Supplemental Figure S3

Differential regulation of specialized proresolving mediator (SPM) biosynthetic enzyme activity by resolvin E1 (RvE1) and lipoxin B4 (LXB4) in patient-derived and healthy (H) volunteer tendon stromal cells. Tendon stromal cells were derived from the H group (n = 5 donors) and patients with shoulder tendon tears or the diseased (D) group (n = 5 donors). Cells were incubated with 10 nmol/L RvE1, 10 nmol/L LXB4, or vehicle for 24 hours at 37°C then with 10 ng mL⁻¹ of IL-1β for 24 hours. Monohydroxy fatty acids–produced SPM biosynthetic enzymes were identified and quantified using liquid chromatography with tandem mass spectrometry–based lipid mediator profiling.
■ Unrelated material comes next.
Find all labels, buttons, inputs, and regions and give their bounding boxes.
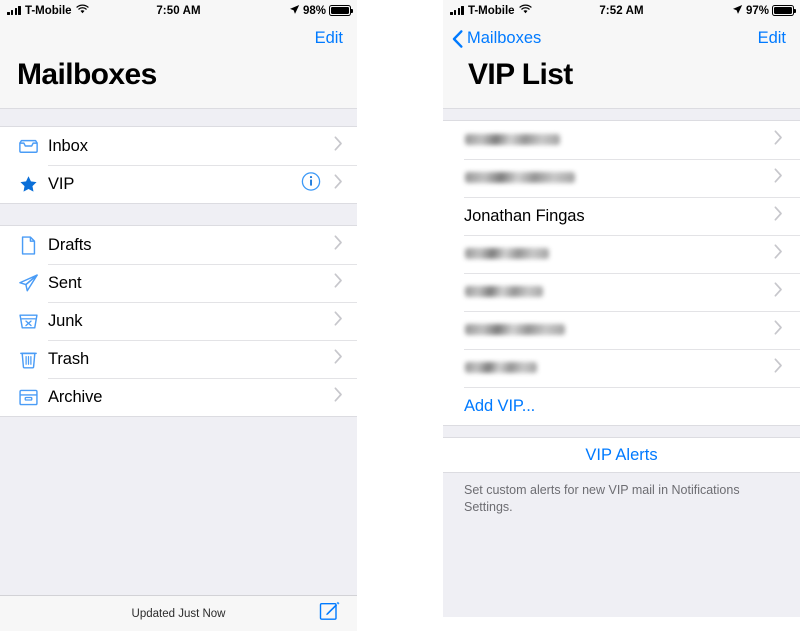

Cumulative concentrations of the 5-lipoxygenase (ALOX5) products 7-hydroxydocosahexaenoic acid, 7-hydroxydocosapentaenoic acid, 5-hydroxyeicosapentaenoic acid, and 5-hydroxyeicosatetraenoic acid (A); the 12-lipoxygenase (ALOX12) products 14-hydroxydocosahexaenoic acid, 14-hydroxydocosapentaenoic acid, 12-hydroxyeicosapentaenoic acid, and 12-hydroxyeicosatetraenoic acid (B); the 15-lipoxygenase (ALOX15) products 17-hydroxydocosahexaenoic acid, 17-hydroxydocosapentaenoic acid, 15-hydroxyeicosapentaenoic acid, and 15-hydroxyeicosatetraenoic acid (C); and cyclooxygenase (COX) products 17-hydroxydocosahexaenoic acid and 17-hydroxydocosapentaenoic acid (D). Data are expressed as means ± SEM. *P < 0.05, **P < 0.01 versus respective vehicle control (Friedman's test followed by Dunn's post hoc test).

Supplemental Figure S4

Effects of lipoxin B4 (LXB4) and resolvin E1 (RvE1) on protein kinase expression in diseased tendon stromal cells. The image showing human phosphokinase array (ARY003B; R&D Systems, Minneapolis, MN) was used to detect phosphorylated proteins in lysates of IL-1β–stimulated diseased tendon stromal cells in the presence of 10 nmol/L LXB4, RvE1, or vehicle for 24 hours. Data are shown from an 8-minute exposure. Image is representative of data from incubated cells derived from one donor. Quantitative analysis of data from three donors is shown in Figure 5. Human phosphokinase array coordinates are listed in the R&D Systems product insert Proteome Profiler Array, Human Phospho-Kinase Array Kit. Minneapolis, MN. Colored circles show phosphorylated proteins of interest shown in Figure 5.